- Born: 29 October 1981 (age 43)

= Mariann Hole =

Norwegian actress (born 1981)

Mariann Hole (born 29 October 1981) is a Norwegian actress. Mainly working on stage, she has won two Hedda Awards.

==Career==
Hole hails from Kolbotn and took her acting education at the Oslo National Academy of the Arts and the Nordic Institute of Stage and Studio. She made her stage debut as Ophelia in Hamlet at Riksteatret in 2007, and was employed by Nationaltheatret in 2008.

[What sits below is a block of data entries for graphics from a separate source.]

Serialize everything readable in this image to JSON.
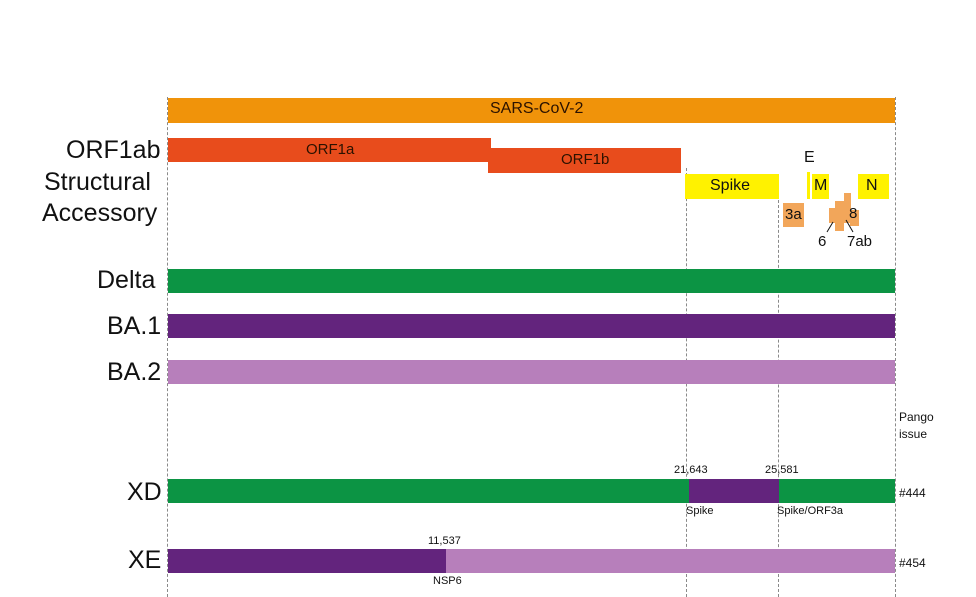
{
  "genome": {
    "label": "SARS-CoV-2",
    "color": "#f0930a"
  },
  "rows": {
    "orf1ab": "ORF1ab",
    "structural": "Structural",
    "accessory": "Accessory",
    "delta": "Delta",
    "ba1": "BA.1",
    "ba2": "BA.2",
    "xd": "XD",
    "xe": "XE"
  },
  "genes": {
    "orf1a": "ORF1a",
    "orf1b": "ORF1b",
    "spike": "Spike",
    "e": "E",
    "m": "M",
    "n": "N",
    "g3a": "3a",
    "g6": "6",
    "g7ab": "7ab",
    "g8": "8"
  },
  "colors": {
    "orf1": "#e84c1c",
    "structural": "#fff200",
    "accessory": "#f2a65a",
    "delta": "#0c9444",
    "ba1": "#63247d",
    "ba2": "#b77fbb"
  },
  "pango": {
    "header_line1": "Pango",
    "header_line2": "issue",
    "xd_issue": "#444",
    "xe_issue": "#454"
  },
  "xd": {
    "breakpoint1": "21,643",
    "breakpoint2": "25,581",
    "region1": "Spike",
    "region2": "Spike/ORF3a"
  },
  "xe": {
    "breakpoint": "11,537",
    "region": "NSP6"
  }
}
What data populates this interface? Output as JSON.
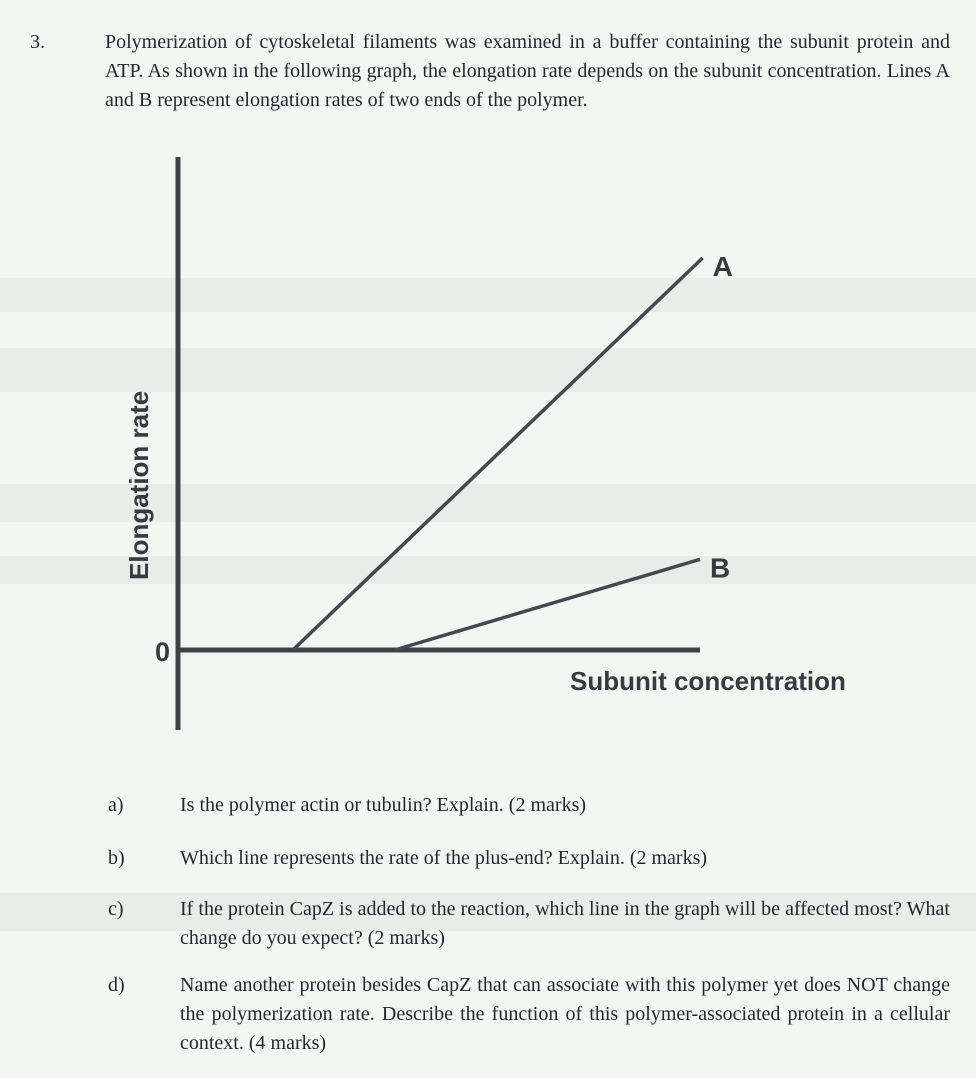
{
  "question": {
    "number": "3.",
    "text": "Polymerization of cytoskeletal filaments was examined in a buffer containing the subunit protein and ATP. As shown in the following graph, the elongation rate depends on the subunit concentration. Lines A and B represent elongation rates of two ends of the polymer."
  },
  "chart_data": {
    "type": "line",
    "title": "",
    "xlabel": "Subunit concentration",
    "ylabel": "Elongation rate",
    "origin_label": "0",
    "x_axis": {
      "ticks": [],
      "note": "unlabeled arbitrary units, 0 at origin"
    },
    "y_axis": {
      "ticks": [],
      "note": "unlabeled arbitrary units, 0 at x-axis level"
    },
    "grid": false,
    "legend": "inline end-of-line labels",
    "series": [
      {
        "name": "A",
        "description": "steep straight line; intercepts x-axis at lower critical concentration (~0.22 of axis span) rising to ~0.80 of plot height at right edge",
        "points_frac": [
          [
            0.22,
            0.0
          ],
          [
            1.005,
            0.8
          ]
        ]
      },
      {
        "name": "B",
        "description": "shallow straight line; intercepts x-axis at higher critical concentration (~0.42 of axis span) rising to ~0.185 of plot height",
        "points_frac": [
          [
            0.415,
            0.0
          ],
          [
            1.0,
            0.185
          ]
        ]
      }
    ]
  },
  "subquestions": [
    {
      "label": "a)",
      "text": "Is the polymer actin or tubulin? Explain. (2 marks)"
    },
    {
      "label": "b)",
      "text": "Which line represents the rate of the plus-end? Explain. (2 marks)"
    },
    {
      "label": "c)",
      "text": "If the protein CapZ is added to the reaction, which line in the graph will be affected most? What change do you expect? (2 marks)"
    },
    {
      "label": "d)",
      "text": "Name another protein besides CapZ that can associate with this polymer yet does NOT change the polymerization rate. Describe the function of this polymer-associated protein in a cellular context. (4 marks)"
    }
  ],
  "colors": {
    "paper": "#f2f7f4",
    "ink": "#24282c",
    "axis": "#3e4346",
    "series_line": "#45494d",
    "graph_label": "#363b3f"
  }
}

From 2010 to 2012 she was an artistic director, together with Thorbjørn Harr and Jan Gunnar Røise, for the Komilab project at Torshovteatret. The trio collectively won a Hedda Award for "extraordinary artistic effort" in 2012. In addition Hole was nominated for "best supporting role" in the same year, having played Helene in Dennis Kelly's Orphans at Torshovteatret. In 2014 Hole won a Hedda Award for her leading role in Frank Wedekind's Lulu at Nationaltheatret.

Among her television acting roles are Vera in The Half Brother, for which she was nominated for a Gullruten award as best female actress. Another Gullruten nomination followed in 2023, this time for best supporting actress in Made in Oslo.